Isolation level The first type is missing updates The second type of lost updates Dirty read Unrepeatable read Phantom read
SERIALIZABLE avoid avoid avoid avoid avoid
REPEATABLE READ (REPEATABLE READ) avoid avoid avoid avoid allow
READ COMMITTED avoid allow avoid allow allow
READ UNCOMMITTED avoid allow allow allow allow

We can easily analyze this table ourselves by defining the isolation level. For example, the repeatable read isolation level is defined as a transaction that can see newly inserted records that have been committed by other transactions during execution, but cannot see updates made by other transactions to existing records.

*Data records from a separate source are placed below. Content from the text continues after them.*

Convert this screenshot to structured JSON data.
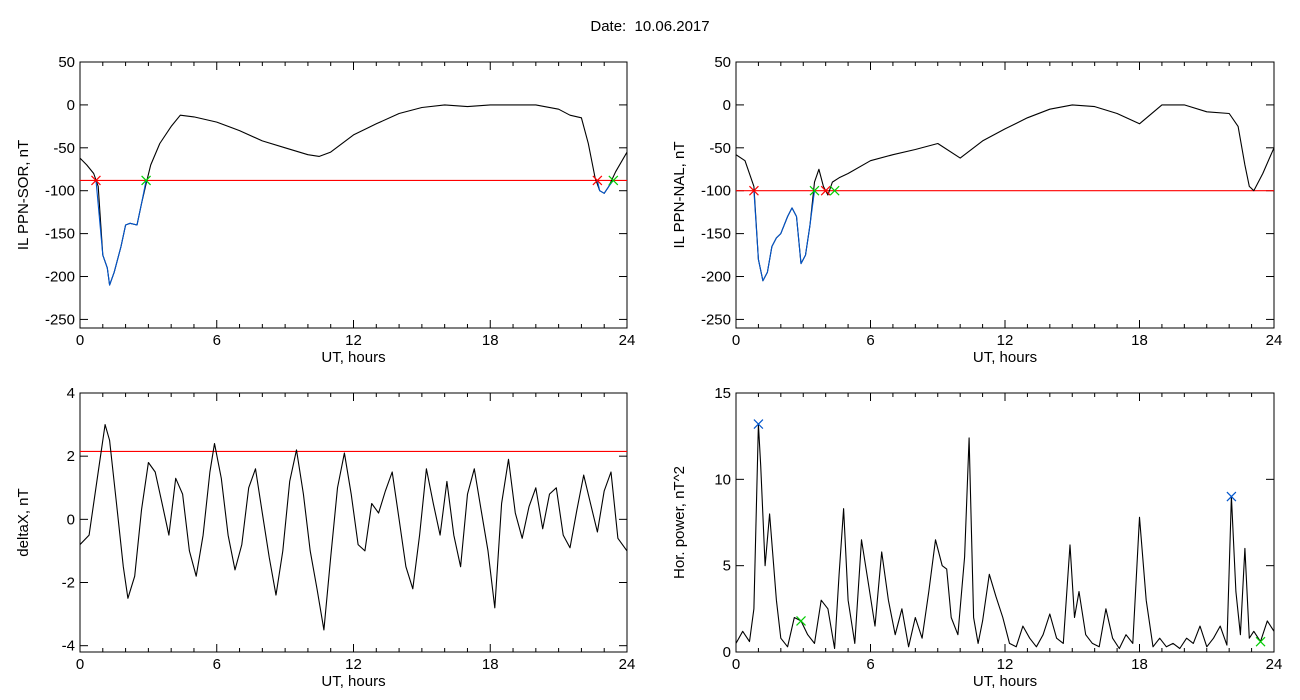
{
  "header": {
    "date_text": "Date:  10.06.2017"
  },
  "chart_data": [
    {
      "id": "sor",
      "type": "line",
      "xlabel": "UT, hours",
      "ylabel": "IL PPN-SOR, nT",
      "xlim": [
        0,
        24
      ],
      "ylim": [
        -260,
        50
      ],
      "xticks": [
        0,
        6,
        12,
        18,
        24
      ],
      "yticks": [
        50,
        0,
        -50,
        -100,
        -150,
        -200,
        -250
      ],
      "threshold": {
        "value": -88,
        "color": "#ff0000"
      },
      "series": [
        {
          "color": "#000000",
          "x": [
            0,
            0.3,
            0.6,
            0.8,
            1.0,
            1.2,
            1.3,
            1.5,
            1.8,
            2.0,
            2.2,
            2.5,
            2.7,
            2.9,
            3.1,
            3.5,
            4.0,
            4.4,
            5,
            6,
            7,
            8,
            9,
            10,
            10.5,
            11,
            12,
            13,
            14,
            15,
            16,
            17,
            18,
            19,
            20,
            21,
            21.5,
            22,
            22.3,
            22.6,
            22.8,
            23.0,
            23.2,
            23.5,
            24
          ],
          "y": [
            -62,
            -70,
            -80,
            -95,
            -175,
            -190,
            -210,
            -195,
            -165,
            -140,
            -138,
            -140,
            -115,
            -92,
            -70,
            -45,
            -25,
            -12,
            -14,
            -20,
            -30,
            -42,
            -50,
            -58,
            -60,
            -55,
            -35,
            -22,
            -10,
            -3,
            0,
            -2,
            0,
            0,
            0,
            -5,
            -12,
            -15,
            -45,
            -85,
            -100,
            -103,
            -95,
            -78,
            -55
          ]
        },
        {
          "color": "#0055cc",
          "x": [
            0.7,
            1.0,
            1.2,
            1.3,
            1.5,
            1.8,
            2.0,
            2.2,
            2.5,
            2.7,
            2.9
          ],
          "y": [
            -88,
            -175,
            -190,
            -210,
            -195,
            -165,
            -140,
            -138,
            -140,
            -115,
            -88
          ]
        },
        {
          "color": "#0055cc",
          "x": [
            22.7,
            22.8,
            23.0,
            23.2,
            23.4
          ],
          "y": [
            -88,
            -100,
            -103,
            -95,
            -88
          ]
        }
      ],
      "markers": [
        {
          "x": 0.7,
          "y": -88,
          "color": "#ff0000"
        },
        {
          "x": 2.9,
          "y": -88,
          "color": "#00cc00"
        },
        {
          "x": 22.7,
          "y": -88,
          "color": "#ff0000"
        },
        {
          "x": 23.4,
          "y": -88,
          "color": "#00cc00"
        }
      ]
    },
    {
      "id": "nal",
      "type": "line",
      "xlabel": "UT, hours",
      "ylabel": "IL PPN-NAL, nT",
      "xlim": [
        0,
        24
      ],
      "ylim": [
        -260,
        50
      ],
      "xticks": [
        0,
        6,
        12,
        18,
        24
      ],
      "yticks": [
        50,
        0,
        -50,
        -100,
        -150,
        -200,
        -250
      ],
      "threshold": {
        "value": -100,
        "color": "#ff0000"
      },
      "series": [
        {
          "color": "#000000",
          "x": [
            0,
            0.4,
            0.8,
            1.0,
            1.2,
            1.4,
            1.6,
            1.8,
            2.0,
            2.3,
            2.5,
            2.7,
            2.9,
            3.1,
            3.3,
            3.5,
            3.7,
            3.9,
            4.1,
            4.3,
            4.6,
            5,
            6,
            7,
            8,
            9,
            10,
            11,
            12,
            13,
            14,
            15,
            16,
            17,
            18,
            19,
            20,
            21,
            22,
            22.4,
            22.7,
            22.9,
            23.1,
            23.5,
            24
          ],
          "y": [
            -58,
            -65,
            -95,
            -180,
            -205,
            -195,
            -165,
            -155,
            -150,
            -130,
            -120,
            -130,
            -185,
            -175,
            -140,
            -90,
            -75,
            -95,
            -105,
            -90,
            -85,
            -80,
            -65,
            -58,
            -52,
            -45,
            -62,
            -42,
            -28,
            -15,
            -5,
            0,
            -2,
            -10,
            -22,
            0,
            0,
            -8,
            -10,
            -25,
            -70,
            -95,
            -100,
            -80,
            -50
          ]
        },
        {
          "color": "#0055cc",
          "x": [
            0.8,
            1.0,
            1.2,
            1.4,
            1.6,
            1.8,
            2.0,
            2.3,
            2.5,
            2.7,
            2.9,
            3.1,
            3.3,
            3.5
          ],
          "y": [
            -100,
            -180,
            -205,
            -195,
            -165,
            -155,
            -150,
            -130,
            -120,
            -130,
            -185,
            -175,
            -140,
            -100
          ]
        }
      ],
      "markers": [
        {
          "x": 0.8,
          "y": -100,
          "color": "#ff0000"
        },
        {
          "x": 3.5,
          "y": -100,
          "color": "#00cc00"
        },
        {
          "x": 4.0,
          "y": -100,
          "color": "#ff0000"
        },
        {
          "x": 4.4,
          "y": -100,
          "color": "#00cc00"
        }
      ]
    },
    {
      "id": "deltax",
      "type": "line",
      "xlabel": "UT, hours",
      "ylabel": "deltaX, nT",
      "xlim": [
        0,
        24
      ],
      "ylim": [
        -4.2,
        4
      ],
      "xticks": [
        0,
        6,
        12,
        18,
        24
      ],
      "yticks": [
        4,
        2,
        0,
        -2,
        -4
      ],
      "threshold": {
        "value": 2.15,
        "color": "#ff0000"
      },
      "series": [
        {
          "color": "#000000",
          "x": [
            0,
            0.4,
            0.8,
            1.1,
            1.3,
            1.6,
            1.9,
            2.1,
            2.4,
            2.7,
            3.0,
            3.3,
            3.6,
            3.9,
            4.2,
            4.5,
            4.8,
            5.1,
            5.4,
            5.7,
            5.9,
            6.2,
            6.5,
            6.8,
            7.1,
            7.4,
            7.7,
            8.0,
            8.3,
            8.6,
            8.9,
            9.2,
            9.5,
            9.8,
            10.1,
            10.4,
            10.7,
            11.0,
            11.3,
            11.6,
            11.9,
            12.2,
            12.5,
            12.8,
            13.1,
            13.4,
            13.7,
            14.0,
            14.3,
            14.6,
            14.9,
            15.2,
            15.5,
            15.8,
            16.1,
            16.4,
            16.7,
            17.0,
            17.3,
            17.6,
            17.9,
            18.2,
            18.5,
            18.8,
            19.1,
            19.4,
            19.7,
            20.0,
            20.3,
            20.6,
            20.9,
            21.2,
            21.5,
            21.8,
            22.1,
            22.4,
            22.7,
            23.0,
            23.3,
            23.6,
            24
          ],
          "y": [
            -0.8,
            -0.5,
            1.5,
            3.0,
            2.5,
            0.5,
            -1.5,
            -2.5,
            -1.8,
            0.3,
            1.8,
            1.5,
            0.5,
            -0.5,
            1.3,
            0.8,
            -1.0,
            -1.8,
            -0.5,
            1.5,
            2.4,
            1.3,
            -0.5,
            -1.6,
            -0.8,
            1.0,
            1.6,
            0.2,
            -1.2,
            -2.4,
            -1.0,
            1.2,
            2.2,
            0.8,
            -1.0,
            -2.2,
            -3.5,
            -1.2,
            1.0,
            2.1,
            0.8,
            -0.8,
            -1.0,
            0.5,
            0.2,
            0.9,
            1.5,
            0.0,
            -1.5,
            -2.2,
            -0.5,
            1.6,
            0.5,
            -0.5,
            1.2,
            -0.5,
            -1.5,
            0.8,
            1.6,
            0.3,
            -1.0,
            -2.8,
            0.5,
            1.9,
            0.2,
            -0.6,
            0.4,
            1.0,
            -0.3,
            0.8,
            1.0,
            -0.5,
            -0.9,
            0.3,
            1.4,
            0.5,
            -0.4,
            0.9,
            1.5,
            -0.6,
            -1.0
          ]
        }
      ],
      "markers": []
    },
    {
      "id": "power",
      "type": "line",
      "xlabel": "UT, hours",
      "ylabel": "Hor. power, nT^2",
      "xlim": [
        0,
        24
      ],
      "ylim": [
        0,
        15
      ],
      "xticks": [
        0,
        6,
        12,
        18,
        24
      ],
      "yticks": [
        15,
        10,
        5,
        0
      ],
      "threshold": null,
      "series": [
        {
          "color": "#000000",
          "x": [
            0,
            0.3,
            0.6,
            0.8,
            1.0,
            1.1,
            1.3,
            1.5,
            1.8,
            2.0,
            2.3,
            2.6,
            2.9,
            3.2,
            3.5,
            3.8,
            4.1,
            4.4,
            4.6,
            4.8,
            5.0,
            5.3,
            5.6,
            5.9,
            6.2,
            6.5,
            6.8,
            7.1,
            7.4,
            7.7,
            8.0,
            8.3,
            8.6,
            8.9,
            9.2,
            9.4,
            9.6,
            9.9,
            10.2,
            10.4,
            10.6,
            10.8,
            11.0,
            11.3,
            11.6,
            11.9,
            12.2,
            12.5,
            12.8,
            13.1,
            13.4,
            13.7,
            14.0,
            14.3,
            14.6,
            14.9,
            15.1,
            15.3,
            15.6,
            15.9,
            16.2,
            16.5,
            16.8,
            17.1,
            17.4,
            17.7,
            18.0,
            18.3,
            18.6,
            18.9,
            19.2,
            19.5,
            19.8,
            20.1,
            20.4,
            20.7,
            21.0,
            21.3,
            21.6,
            21.9,
            22.1,
            22.3,
            22.5,
            22.7,
            22.9,
            23.1,
            23.4,
            23.7,
            24
          ],
          "y": [
            0.5,
            1.2,
            0.6,
            2.5,
            13.2,
            10.8,
            5.0,
            8.0,
            3.0,
            0.8,
            0.3,
            2.0,
            1.8,
            1.0,
            0.5,
            3.0,
            2.5,
            0.2,
            4.5,
            8.3,
            3.0,
            0.5,
            6.5,
            4.0,
            1.5,
            5.8,
            3.0,
            1.0,
            2.5,
            0.3,
            2.0,
            0.8,
            3.5,
            6.5,
            5.0,
            4.8,
            2.0,
            1.0,
            5.5,
            12.4,
            2.0,
            0.5,
            1.8,
            4.5,
            3.2,
            2.0,
            0.5,
            0.3,
            1.5,
            0.8,
            0.3,
            1.0,
            2.2,
            0.8,
            0.5,
            6.2,
            2.0,
            3.5,
            1.0,
            0.5,
            0.3,
            2.5,
            0.8,
            0.2,
            1.0,
            0.5,
            7.8,
            3.0,
            0.3,
            0.8,
            0.3,
            0.5,
            0.2,
            0.8,
            0.5,
            1.5,
            0.3,
            0.8,
            1.5,
            0.4,
            9.0,
            3.5,
            1.0,
            6.0,
            0.8,
            1.2,
            0.6,
            1.8,
            1.2
          ]
        }
      ],
      "markers": [
        {
          "x": 1.0,
          "y": 13.2,
          "color": "#0055cc"
        },
        {
          "x": 2.9,
          "y": 1.8,
          "color": "#00cc00"
        },
        {
          "x": 22.1,
          "y": 9.0,
          "color": "#0055cc"
        },
        {
          "x": 23.4,
          "y": 0.6,
          "color": "#00cc00"
        }
      ]
    }
  ]
}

So, under this isolation level, in the dirty read sample moment of T5 and T7 has not repeatable read time, transaction is whether transaction B submitted, A transaction are unable to read from A to B to existing records updated, so won’t produce the dirty read and not repeatable read, and because of this isolation level can be seen under other transactions have submitted new insert record, Nature cannot avoid hallucinations. Also, it is important to note that all isolation levels avoid the problem of type 1 missing updates. Most relational databases use Read COMMITTED isolation by default. Mysql InnoDB uses Read REPEATable isolation by default because Mysql Replication uses the Statement log format. For example, Oracle supports Read Committed and Serializable isolation levels. In addition, Read snapshots can be used to prevent unrepeatable reads at the Read Committed level. MySQL uses the RR isolation level by default. The SQL standard requires RR to solve the problem of unrepeatable reads. However, because MySQL uses gap lock, the RR isolation level of MySQL also solves the problem of phantom reads. That is, Mysql InnoDB uses the next-key locking policy on the Read REPEATable level to avoid phantom reading.